Своим пациентам я часто напоминаю, что экспрессия представляет собой прямую противоположность депрессии.

При этом яркое проявление эмоций, то есть свободное самовыражение, не делает из вас больного человека. Напротив, подавленное состояние, когда все дурные мысли скапливаются внутри вас, — это настоящая болезнь.

Недавно я разговаривала с прекрасным человеком, который служит детским защитником в системе патронажного воспитания Канады. В частности, он учит ребят открыто проявлять переживания по поводу их безрадостной жизни: беззащитности, уязвимости, потери семьи, — кстати, многие из них не знали своих родителей с самого рождения. Я поинтересовалась, что привело его к такому методу работы с детьми, и он пересказал краткий разговор со своим умиравшим от рака отцом. «Как ты думаешь, откуда у тебя рак?» — спросил сын. «Потому что я так и не научился плакать», — ответил отец.

У каждого человека существует потенциальная возможность быть здоровым или стать больным — на последнее влияет множество факторов. Скорее всего, мы сами тоже наносим себе немалый вред, когда среди причин своих болезней и душевных травм ищем собственную вину. Но одно я с уверенностью могу сказать: если мы не позволяем себе внешнего проявления эмоций, если приучаем себя подавлять сильные чувства, то все, что мы держим «при себе», влияет на обмен веществ в организме — а это приводит к патологии клеток и расстройству нервной системы. В Венгрии говорят: «Не вдыхай в себя собственную злость». Привычка сдерживать свои чувства и хранить их взаперти может обернуться для человека опасными вещами.

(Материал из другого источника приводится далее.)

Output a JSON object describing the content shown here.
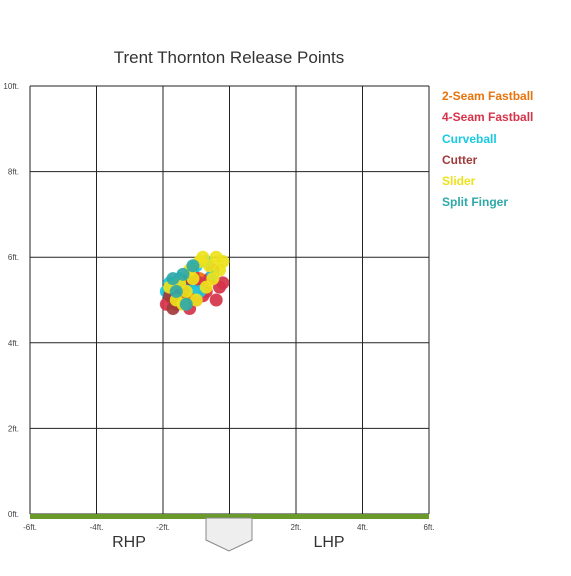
{
  "chart_data": {
    "type": "scatter",
    "title": "Trent Thornton Release Points",
    "xlim": [
      -6,
      6
    ],
    "ylim": [
      0,
      10
    ],
    "x_ticks": [
      -6,
      -4,
      -2,
      2,
      4,
      6
    ],
    "x_tick_labels": [
      "-6ft.",
      "-4ft.",
      "-2ft.",
      "2ft.",
      "4ft.",
      "6ft."
    ],
    "y_ticks": [
      0,
      2,
      4,
      6,
      8,
      10
    ],
    "y_tick_labels": [
      "0ft.",
      "2ft.",
      "4ft.",
      "6ft.",
      "8ft.",
      "10ft."
    ],
    "grid": true,
    "legend_position": "right",
    "side_labels": {
      "left": "RHP",
      "right": "LHP"
    },
    "series": [
      {
        "name": "2-Seam Fastball",
        "color": "#e8730c",
        "points": [
          [
            -1.5,
            5.2
          ],
          [
            -1.2,
            5.4
          ],
          [
            -1.0,
            5.1
          ],
          [
            -1.3,
            5.0
          ],
          [
            -0.9,
            5.5
          ]
        ]
      },
      {
        "name": "4-Seam Fastball",
        "color": "#d6334a",
        "points": [
          [
            -1.9,
            4.9
          ],
          [
            -1.7,
            5.0
          ],
          [
            -1.5,
            5.1
          ],
          [
            -1.3,
            5.3
          ],
          [
            -1.0,
            5.0
          ],
          [
            -0.9,
            5.4
          ],
          [
            -0.6,
            5.5
          ],
          [
            -0.3,
            5.3
          ],
          [
            -0.4,
            5.0
          ],
          [
            -0.7,
            5.2
          ],
          [
            -1.2,
            4.8
          ],
          [
            -1.6,
            5.3
          ],
          [
            -1.1,
            5.6
          ],
          [
            -0.5,
            5.7
          ],
          [
            -0.2,
            5.4
          ],
          [
            -0.8,
            5.1
          ]
        ]
      },
      {
        "name": "Curveball",
        "color": "#19c9e2",
        "points": [
          [
            -1.8,
            5.4
          ],
          [
            -1.5,
            5.5
          ],
          [
            -1.0,
            5.8
          ],
          [
            -0.7,
            5.9
          ],
          [
            -1.2,
            5.3
          ],
          [
            -0.5,
            5.6
          ],
          [
            -1.9,
            5.2
          ],
          [
            -0.9,
            5.2
          ]
        ]
      },
      {
        "name": "Cutter",
        "color": "#a33a3a",
        "points": [
          [
            -1.8,
            5.1
          ],
          [
            -1.6,
            4.9
          ],
          [
            -1.4,
            5.2
          ],
          [
            -1.2,
            5.5
          ],
          [
            -1.7,
            4.8
          ]
        ]
      },
      {
        "name": "Slider",
        "color": "#eee21b",
        "points": [
          [
            -1.8,
            5.3
          ],
          [
            -1.6,
            5.0
          ],
          [
            -1.3,
            5.2
          ],
          [
            -1.1,
            5.5
          ],
          [
            -0.9,
            5.9
          ],
          [
            -0.6,
            5.8
          ],
          [
            -0.4,
            6.0
          ],
          [
            -0.2,
            5.9
          ],
          [
            -0.5,
            5.5
          ],
          [
            -0.7,
            5.3
          ],
          [
            -1.0,
            5.0
          ],
          [
            -1.4,
            4.9
          ],
          [
            -1.2,
            5.7
          ],
          [
            -0.3,
            5.7
          ],
          [
            -0.8,
            6.0
          ],
          [
            -1.5,
            5.4
          ]
        ]
      },
      {
        "name": "Split Finger",
        "color": "#2fa9a8",
        "points": [
          [
            -1.7,
            5.5
          ],
          [
            -1.4,
            5.6
          ],
          [
            -1.1,
            5.8
          ],
          [
            -1.6,
            5.2
          ],
          [
            -1.3,
            4.9
          ]
        ]
      }
    ]
  }
}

Попытки оградить себя от собственных чувств, желание защитить других от их сильных эмоций — в конечном счете это никогда не срабатывает. Кто из нас с малых лет не приучен отказываться от своих внутренних откликов на какие-то явления, то есть, иначе говоря, отрекаться от самого себя — себя подлинного. Ребенок приходит домой и заявляет: «Ненавижу школу!» И что он слышит в ответ? «Ненависть — слишком сильное чувство», «Не произноси этого слова ненавижу», «Ну не может же быть все так плохо» — вот что обычно говорят родители. Ребенок падает и обдирает коленку, а взрослые утешают: «Все хорошо, ты в порядке!» Движимые первым желанием поддержать ребенка, дать ему собраться духом, помочь перенастроиться или оправиться от боли как телесной, так и душевной, заботливые взрослые, как правило, совершают две ошибки. Они или слишком преуменьшают значение того, что переживает ребенок, или — совсем непреднамеренно — дают ребенку понять, что одни чувства испытывать можно, а другие — недопустимо. Порою замечания взрослых скорее напоминают приказы и отличаются откровенной бестактностью: «Успокойся!», «Возьми себя в руки!», «Не обращай внимания!», «Да ты у нас плакса!»

В первую очередь дети учатся, наблюдая за нами: что мы делаем и как поступаем. Но они редко прислушиваются к нашим назиданиям. Если домашняя атмосфера, созданная взрослыми, такова, что не разрешается выражать свою злость или гнев вымещается довольно травматическим для других способом, дети в такой семье быстро усваивают: иметь сильные чувства непозволительно, а иногда эти чувства и небезопасны.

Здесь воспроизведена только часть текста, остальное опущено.